A Buenos Aires si sono riuniti ieri il presidente brasiliano, Lula da Silva, quello venezuelano Hugo Chávez, ospiti di Cristina Fernández. Sono i tre paesi più importanti e il motore dell’integrazione latinoamericana che tanti nemici incontra in Europa e Nordamerica ma vanno ogni volta più avanti. E’ quello che negli Stati Uniti hanno definito “asse del male latinoamericano” e Cristina con Chávez sono oggi in Bolivia per appoggiare Evo Morales per il revocatorio del prossimo 10 agosto.
L’occasione è stata il più importante incontro della storia di imprenditori brasiliani in Argentina. Per duecento anni e fino a ieri educati ad essere rivali in tutto, perfino ad odiarsi, ed a servire il Nord del mondo in silenzio, adesso Argentina e Brasile, le due economie più importanti del Sudamerica, si stanno integrando a passo velocissimo.
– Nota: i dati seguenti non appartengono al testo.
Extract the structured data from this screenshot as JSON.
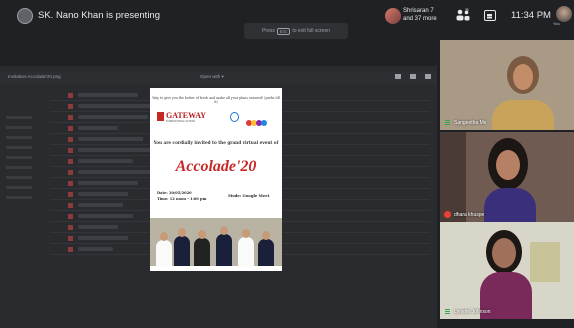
{
  "topbar": {
    "presenter_text": "SK. Nano Khan is presenting",
    "participant_name": "Shrisaran 7",
    "participant_more": "and 37 more",
    "people_count": "35",
    "time": "11:34 PM",
    "self_label": "You"
  },
  "fullscreen_hint": {
    "prefix": "Press",
    "key": "Esc",
    "suffix": "to exit full screen"
  },
  "shared_screen": {
    "file_name": "Invitation-Accolade'20.png",
    "open_with": "Open with ▾",
    "poster": {
      "header": "Way to give you the better of fresh and make all your plans ensured! (paths till it)",
      "school_name": "GATEWAY",
      "school_sub": "INTERNATIONAL SCHOOL",
      "invite_line": "You are cordially invited to the grand virtual event of",
      "event_title": "Accolade'20",
      "date_line": "Date: 30/05/2020",
      "time_line": "Time: 12 noon - 1:00 pm",
      "mode_line": "Mode: Google Meet"
    }
  },
  "tiles": [
    {
      "name": "Sangeetha Ms",
      "mic": "active"
    },
    {
      "name": "dhara khuspe",
      "mic": "muted"
    },
    {
      "name": "Lynette Johnson",
      "mic": "active"
    }
  ],
  "colors": {
    "background": "#202124",
    "accent_red": "#c62828",
    "mic_muted": "#ea4335",
    "mic_active": "#34a853"
  }
}
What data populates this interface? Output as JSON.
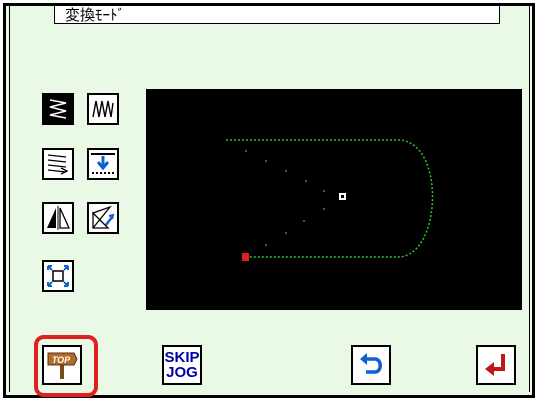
{
  "title": "変換ﾓｰﾄﾞ",
  "tools": {
    "zigzag": "zigzag-icon",
    "wave": "wave-icon",
    "multi_line": "multi-line-icon",
    "insert": "insert-icon",
    "mirror": "mirror-icon",
    "rotate": "rotate-icon",
    "scale": "scale-icon"
  },
  "bottom": {
    "top_label": "TOP",
    "skip_label": "SKIP",
    "jog_label": "JOG"
  },
  "colors": {
    "background": "#e9f9e6",
    "stitch": "#22cc22",
    "accent_red": "#e02020",
    "icon_blue": "#1060d0"
  }
}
Sono stati in 360 tra i più importanti industriali brasiliani a viaggiare nella capitale del Río de la Plata per un incontro dal significativo titolo “crescere insieme”. E proprio questi, dal 2002 in avanti, sono venuti ad investire almeno otto miliardi di dollari nell’Argentina post-fondomonetarista.
Se si fa eccezione per la questione degli agro combustibili, che il Brasile difende in quanto grande produttore e l’Argentina critica, l’agenda bilaterale rileva solo comunanza di vedute per un’Argentina che rallenta il passo. Nel pomeriggio si è unito a Lula e Cristina anche Chávez.
Il presidente venezuelano ha dichiarato che “siamo tre paesi che si integrano in maniera spettacolare e formano l’asse centrale del Sud che rafforza tutta la regione. E’ un’alleanza agroalimentare, industriale, scientifica, energetica e finanziaria. Abbiamo tutto perchè il Sudamerica sia una potenza”.
In serata i tre presidenti sono andati nella località di Almirante Brown ad inaugurare un programma di costruzione di case popolari voluto dalle Madri di Plaza de Mayo e accompagnati dalla dirigente storica di questa organizzazione Hebe Bonafini.
Oggi Cristina Fernández e Hugo Chávez si trasferiscono in Bolivia per dare appoggio concreto a Evo Morales nella parte finale della campagna per il referendum revocatorio del prossimo 10 agosto. Anche se infastidisce molti, soprattutto in Europa e in Nord America, il sogno di Simón Bolívar di un’America unita avanza.